Las Vegas Sun

April 20, 2024

5-MINUTE EXPERT:

Las Vegas airport by the numbers

New FAA Facility at McCarran

Sam Morris/Las Vegas News Bureau

McCarran International Airport’s D Gates are seen from the new air traffic control tower Tuesday, Oct. 18, 2016.

McCarran International, the Las Vegas airport, is no run-of-the-mill airport.

With nearly 500 daily commercial flights departing to 150 cities around the globe, McCarran ranks eighth nationwide in passenger volume, according to spokeswoman Christine Crews and Federal Aviation Administration data.

Opened in 1942 as Alamo Field, the airport had 12 daily flights. But it grew to 1 million passengers by 1960 and more than 2 million by the next decade. McCarran added its first international flight in March 1968, bound for Mexico through Phoenix. Now, with nearly 3.8 million monthly passengers flying in and out of its two operating terminals and a third separate concourse, McCarran is reaching more cities than ever.

“Las Vegas has seen tremendous growth in international air traffic in recent years – up nearly 70 percent from 2009 through the end of 2015,” airport spokesman Chris Jones said. “(We) felt it was prudent to add more international-capable gates so we can accommodate future growth.”

Rankings

• 8th: Nationwide in passenger volume (trailing just LAX and SFO in the Western U.S.)

• 26th: Worldwide in passenger volume

Daily stats

• 490: Average daily commercial flights

• 150: Cities serviced across the globe

Yearly stats

• 530,000: Flights in 2015 (up from 500,000 in 2014)

• 45.4 million: Passengers in 2015 (up from 42.9 million in 2014)

• 3.5million: International passengers in 2015 (a record high)

• 55 million: Capacity. If the number of passengers ever exceeds capacity, the county would be forced to further expand McCarran or potentially build another airport.

Infrastructure

• 110: Number of gates

• $30 million: Investment in renovations to Terminal 1’s baggage claim, adding terrazzo flooring, new restrooms, terminal pillars and ticketing counters. The project, now underway, does not have a scheduled finish date.

• $99 million: Cost of a 352-foot air-traffic control tower which opened Aug. 28 and doubled the size of the old 185-foot tower, which had opened in 1983 and became obsolete as airport expansion created blind spots for control-tower operators.

• $65 million: McCarran’s 14,500-foot Runway 7L-25R underwent a two-phase revamp, which saw about 200,000 cubic feet of concrete used to reinforce the runway with 11 extra inches of thickness. The runway is the third-longest in the U.S. and handles a third of annual traffic.

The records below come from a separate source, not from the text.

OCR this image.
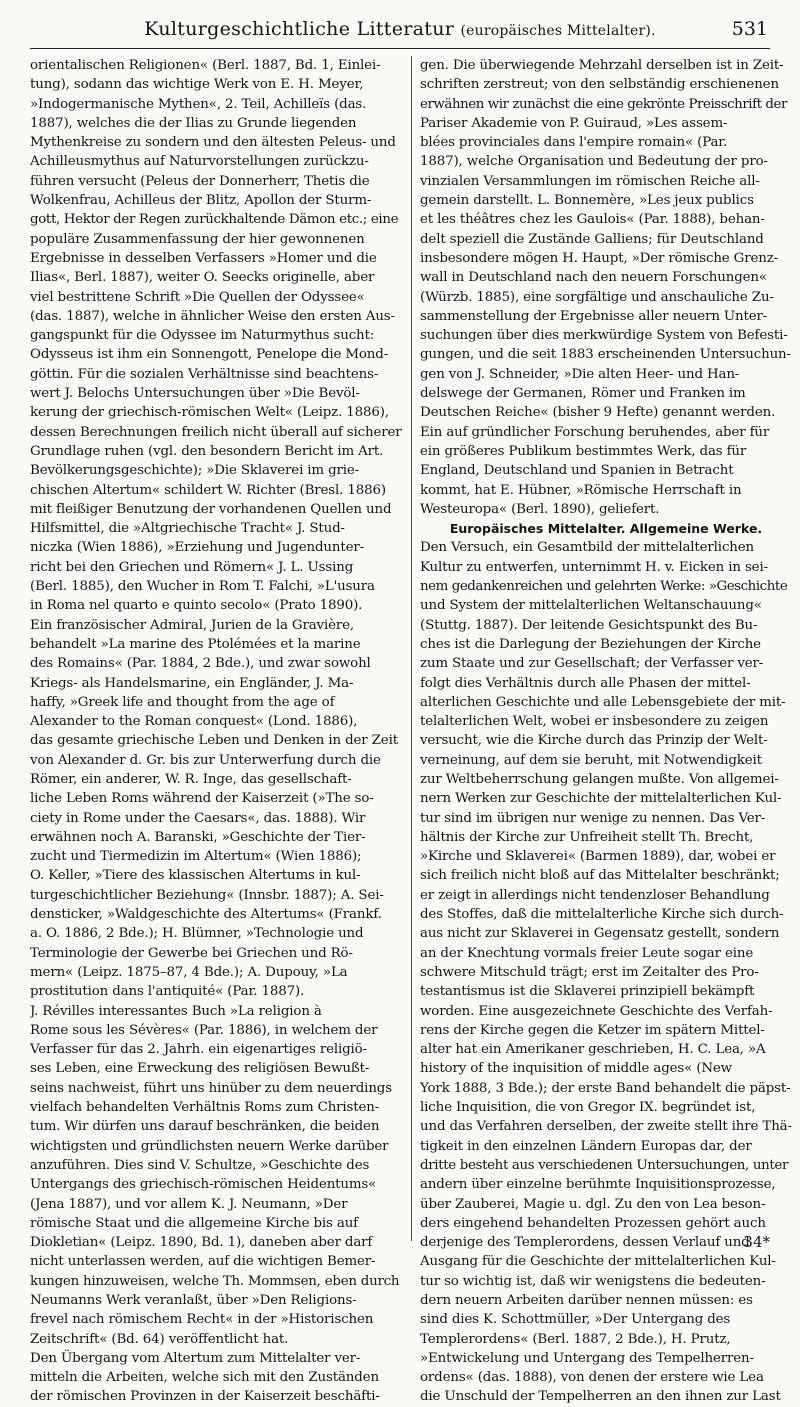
Kulturgeschichtliche Litteratur (europäisches Mittelalter).	531
orientalischen Religionen« (Berl. 1887, Bd. 1, Einlei-
tung), sodann das wichtige Werk von E. H. Meyer,
»Indogermanische Mythen«, 2. Teil, Achilleïs (das.
1887), welches die der Ilias zu Grunde liegenden
Mythenkreise zu sondern und den ältesten Peleus- und
Achilleusmythus auf Naturvorstellungen zurückzu-
führen versucht (Peleus der Donnerherr, Thetis die
Wolkenfrau, Achilleus der Blitz, Apollon der Sturm-
gott, Hektor der Regen zurückhaltende Dämon etc.; eine
populäre Zusammenfassung der hier gewonnenen
Ergebnisse in desselben Verfassers »Homer und die
Ilias«, Berl. 1887), weiter O. Seecks originelle, aber
viel bestrittene Schrift »Die Quellen der Odyssee«
(das. 1887), welche in ähnlicher Weise den ersten Aus-
gangspunkt für die Odyssee im Naturmythus sucht:
Odysseus ist ihm ein Sonnengott, Penelope die Mond-
göttin. Für die sozialen Verhältnisse sind beachtens-
wert J. Belochs Untersuchungen über »Die Bevöl-
kerung der griechisch-römischen Welt« (Leipz. 1886),
dessen Berechnungen freilich nicht überall auf sicherer
Grundlage ruhen (vgl. den besondern Bericht im Art.
Bevölkerungsgeschichte); »Die Sklaverei im grie-
chischen Altertum« schildert W. Richter (Bresl. 1886)
mit fleißiger Benutzung der vorhandenen Quellen und
Hilfsmittel, die »Altgriechische Tracht« J. Stud-
niczka (Wien 1886), »Erziehung und Jugendunter-
richt bei den Griechen und Römern« J. L. Ussing
(Berl. 1885), den Wucher in Rom T. Falchi, »L'usura
in Roma nel quarto e quinto secolo« (Prato 1890).
Ein französischer Admiral, Jurien de la Gravière,
behandelt »La marine des Ptolémées et la marine
des Romains« (Par. 1884, 2 Bde.), und zwar sowohl
Kriegs- als Handelsmarine, ein Engländer, J. Ma-
haffy, »Greek life and thought from the age of
Alexander to the Roman conquest« (Lond. 1886),
das gesamte griechische Leben und Denken in der Zeit
von Alexander d. Gr. bis zur Unterwerfung durch die
Römer, ein anderer, W. R. Inge, das gesellschaft-
liche Leben Roms während der Kaiserzeit (»The so-
ciety in Rome under the Caesars«, das. 1888). Wir
erwähnen noch A. Baranski, »Geschichte der Tier-
zucht und Tiermedizin im Altertum« (Wien 1886);
O. Keller, »Tiere des klassischen Altertums in kul-
turgeschichtlicher Beziehung« (Innsbr. 1887); A. Sei-
densticker, »Waldgeschichte des Altertums« (Frankf.
a. O. 1886, 2 Bde.); H. Blümner, »Technologie und
Terminologie der Gewerbe bei Griechen und Rö-
mern« (Leipz. 1875–87, 4 Bde.); A. Dupouy, »La
prostitution dans l'antiquité« (Par. 1887).
J. Révilles interessantes Buch »La religion à
Rome sous les Sévères« (Par. 1886), in welchem der
Verfasser für das 2. Jahrh. ein eigenartiges religiö-
ses Leben, eine Erweckung des religiösen Bewußt-
seins nachweist, führt uns hinüber zu dem neuerdings
vielfach behandelten Verhältnis Roms zum Christen-
tum. Wir dürfen uns darauf beschränken, die beiden
wichtigsten und gründlichsten neuern Werke darüber
anzuführen. Dies sind V. Schultze, »Geschichte des
Untergangs des griechisch-römischen Heidentums«
(Jena 1887), und vor allem K. J. Neumann, »Der
römische Staat und die allgemeine Kirche bis auf
Diokletian« (Leipz. 1890, Bd. 1), daneben aber darf
nicht unterlassen werden, auf die wichtigen Bemer-
kungen hinzuweisen, welche Th. Mommsen, eben durch
Neumanns Werk veranlaßt, über »Den Religions-
frevel nach römischem Recht« in der »Historischen
Zeitschrift« (Bd. 64) veröffentlicht hat.
Den Übergang vom Altertum zum Mittelalter ver-
mitteln die Arbeiten, welche sich mit den Zuständen
der römischen Provinzen in der Kaiserzeit beschäfti-
gen. Die überwiegende Mehrzahl derselben ist in Zeit-
schriften zerstreut; von den selbständig erschienenen
erwähnen wir zunächst die eine gekrönte Preisschrift der
Pariser Akademie von P. Guiraud, »Les assem-
blées provinciales dans l'empire romain« (Par.
1887), welche Organisation und Bedeutung der pro-
vinzialen Versammlungen im römischen Reiche all-
gemein darstellt. L. Bonnemère, »Les jeux publics
et les théâtres chez les Gaulois« (Par. 1888), behan-
delt speziell die Zustände Galliens; für Deutschland
insbesondere mögen H. Haupt, »Der römische Grenz-
wall in Deutschland nach den neuern Forschungen«
(Würzb. 1885), eine sorgfältige und anschauliche Zu-
sammenstellung der Ergebnisse aller neuern Unter-
suchungen über dies merkwürdige System von Befesti-
gungen, und die seit 1883 erscheinenden Untersuchun-
gen von J. Schneider, »Die alten Heer- und Han-
delswege der Germanen, Römer und Franken im
Deutschen Reiche« (bisher 9 Hefte) genannt werden.
Ein auf gründlicher Forschung beruhendes, aber für
ein größeres Publikum bestimmtes Werk, das für
England, Deutschland und Spanien in Betracht
kommt, hat E. Hübner, »Römische Herrschaft in
Westeuropa« (Berl. 1890), geliefert.
Europäisches Mittelalter. Allgemeine Werke.
Den Versuch, ein Gesamtbild der mittelalterlichen
Kultur zu entwerfen, unternimmt H. v. Eicken in sei-
nem gedankenreichen und gelehrten Werke: »Geschichte
und System der mittelalterlichen Weltanschauung«
(Stuttg. 1887). Der leitende Gesichtspunkt des Bu-
ches ist die Darlegung der Beziehungen der Kirche
zum Staate und zur Gesellschaft; der Verfasser ver-
folgt dies Verhältnis durch alle Phasen der mittel-
alterlichen Geschichte und alle Lebensgebiete der mit-
telalterlichen Welt, wobei er insbesondere zu zeigen
versucht, wie die Kirche durch das Prinzip der Welt-
verneinung, auf dem sie beruht, mit Notwendigkeit
zur Weltbeherrschung gelangen mußte. Von allgemei-
nern Werken zur Geschichte der mittelalterlichen Kul-
tur sind im übrigen nur wenige zu nennen. Das Ver-
hältnis der Kirche zur Unfreiheit stellt Th. Brecht,
»Kirche und Sklaverei« (Barmen 1889), dar, wobei er
sich freilich nicht bloß auf das Mittelalter beschränkt;
er zeigt in allerdings nicht tendenzloser Behandlung
des Stoffes, daß die mittelalterliche Kirche sich durch-
aus nicht zur Sklaverei in Gegensatz gestellt, sondern
an der Knechtung vormals freier Leute sogar eine
schwere Mitschuld trägt; erst im Zeitalter des Pro-
testantismus ist die Sklaverei prinzipiell bekämpft
worden. Eine ausgezeichnete Geschichte des Verfah-
rens der Kirche gegen die Ketzer im spätern Mittel-
alter hat ein Amerikaner geschrieben, H. C. Lea, »A
history of the inquisition of middle ages« (New
York 1888, 3 Bde.); der erste Band behandelt die päpst-
liche Inquisition, die von Gregor IX. begründet ist,
und das Verfahren derselben, der zweite stellt ihre Thä-
tigkeit in den einzelnen Ländern Europas dar, der
dritte besteht aus verschiedenen Untersuchungen, unter
andern über einzelne berühmte Inquisitionsprozesse,
über Zauberei, Magie u. dgl. Zu den von Lea beson-
ders eingehend behandelten Prozessen gehört auch
derjenige des Templerordens, dessen Verlauf und
Ausgang für die Geschichte der mittelalterlichen Kul-
tur so wichtig ist, daß wir wenigstens die bedeuten-
dern neuern Arbeiten darüber nennen müssen: es
sind dies K. Schottmüller, »Der Untergang des
Templerordens« (Berl. 1887, 2 Bde.), H. Prutz,
»Entwickelung und Untergang des Tempelherren-
ordens« (das. 1888), von denen der erstere wie Lea
die Unschuld der Tempelherren an den ihnen zur Last
34*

• $51 million: Improvements to the airport’s $2.4 billion Terminal 3, expanding international gates from seven to 14, with a tunnel connecting the D Concourse with Terminal 3 and the airport’s U.S. Customs and Border Protection’s security checkpoint.

Etc.

• 30: Commercial airline companies operate out of McCarran

• 3,200: Approximate number of parking spots

• 9,548: Daily taxi visits (as well as 9,288 ride-hailing pickups)

• 99 percent: Success rate for the radio-frequency system on baggage. — that's right, your bags are microchipped. McCarran is one of fewer than a dozen airports worldwide using radio frequency to track checked baggage. It was implemented in the early 2000s, when wrinkled bar codes on traditional tags resulted in many bags being lost, Crews said. Now, with small copper chips and silver-colored antennas embedded inside McCarran-administered luggage tags, an airport scanner emits radio waves to locate a series of numbers, corresponding with each tag. The success rate is 85-90 percent with typical bag tags.

Recently added direct flights

• 2: Beijing and Oslo. Hainan Airlines, the direct flight from mainland China, flies three times a week to and from McCarran. The first flight took off on Dec. 2.

Added by Norwegian Airlines on Nov. 3, the flight to Oslo will be suspended in March because of the heat in Las Vegas, which makes it difficult for Norwegian planes — which carry more passengers and, as a result, more weight — to take off.